Cervantes, como Camões, esteve preso, perdeu uma das mãos numa batalha e Camões perdeu um dos olhos. Em Portugal, espera obter do Rei espanhol Filipe II (Filipe I de Portugal) um lugar, uma ajuda monetária - pela sua dedicação nas guerras do Mediterrâneo, e pelo muito que sofreu em batalhas e prisões… 
Paolo Veronese, Batalha de Lepanto

Terá conseguido a recompensa esperada? Não contam. No entanto, vai ser em Portugal que encontra a mulher que amou e é aqui que vai começar a escrever!

Conhecido sobretudo a partir do seu romance, Don Quijote de la Mancha, que, segundo muitos críticos, é “a primeira obra do romance moderno”, foi traduzido e editado em inúmeras línguas, quase igualando a Bíblia!




Para português, traduziu-o Mestre Aquilino Ribeiro.
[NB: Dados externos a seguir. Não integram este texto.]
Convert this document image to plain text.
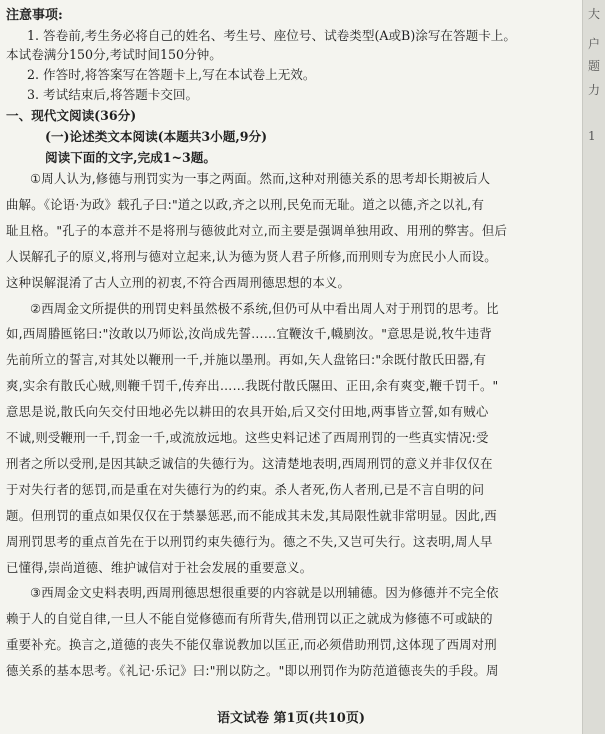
注意事项:
1. 答卷前,考生务必将自己的姓名、考生号、座位号、试卷类型(A或B)涂写在答题卡上。
本试卷满分150分,考试时间150分钟。
2. 作答时,将答案写在答题卡上,写在本试卷上无效。
3. 考试结束后,将答题卡交回。
一、现代文阅读(36分)
(一)论述类文本阅读(本题共3小题,9分)
阅读下面的文字,完成1~3题。
①周人认为,修德与刑罚实为一事之两面。然而,这种对刑德关系的思考却长期被后人
曲解。《论语·为政》载孔子曰:"道之以政,齐之以刑,民免而无耻。道之以德,齐之以礼,有
耻且格。"孔子的本意并不是将刑与德彼此对立,而主要是强调单独用政、用刑的弊害。但后
人误解孔子的原义,将刑与德对立起来,认为德为贤人君子所修,而刑则专为庶民小人而设。
这种误解混淆了古人立刑的初衷,不符合西周刑德思想的本义。
②西周金文所提供的刑罚史料虽然极不系统,但仍可从中看出周人对于刑罚的思考。比
如,西周膡匜铭曰:"汝敢以乃师讼,汝尚成先誓……宜鞭汝千,幭剭汝。"意思是说,牧牛违背
先前所立的誓言,对其处以鞭刑一千,并施以墨刑。再如,矢人盘铭曰:"余既付散氏田器,有
爽,实余有散氏心贼,则鞭千罚千,传弃出……我既付散氏隰田、正田,余有爽变,鞭千罚千。"
意思是说,散氏向矢交付田地必先以耕田的农具开始,后又交付田地,两事皆立誓,如有贼心
不诚,则受鞭刑一千,罚金一千,或流放远地。这些史料记述了西周刑罚的一些真实情况:受
刑者之所以受刑,是因其缺乏诚信的失德行为。这清楚地表明,西周刑罚的意义并非仅仅在
于对失行者的惩罚,而是重在对失德行为的约束。杀人者死,伤人者刑,已是不言自明的问
题。但刑罚的重点如果仅仅在于禁暴惩恶,而不能成其未发,其局限性就非常明显。因此,西
周刑罚思考的重点首先在于以刑罚约束失德行为。德之不失,又岂可失行。这表明,周人早
已懂得,崇尚道德、维护诚信对于社会发展的重要意义。
③西周金文史料表明,西周刑德思想很重要的内容就是以刑辅德。因为修德并不完全依
赖于人的自觉自律,一旦人不能自觉修德而有所背失,借刑罚以正之就成为修德不可或缺的
重要补充。换言之,道德的丧失不能仅靠说教加以匡正,而必须借助刑罚,这体现了西周对刑
德关系的基本思考。《礼记·乐记》曰:"刑以防之。"即以刑罚作为防范道德丧失的手段。周
语文试卷 第1页(共10页)
大
户
题
力
1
Sai, na Bertrand Editora, com ilustrações de Lima de Freitas.
Chamaram a Cervantes “Principe de los ingenios”. Aliás, n' O Don Quijote que sai em 1605, na primeira edição, está escrito na capa: “El Ingenioso Hidalgo Don Quijote de la Mancha” - que foi publicado, por Francisco de Robles, livreiro, tal como, depois, as Novelas Ejemplares.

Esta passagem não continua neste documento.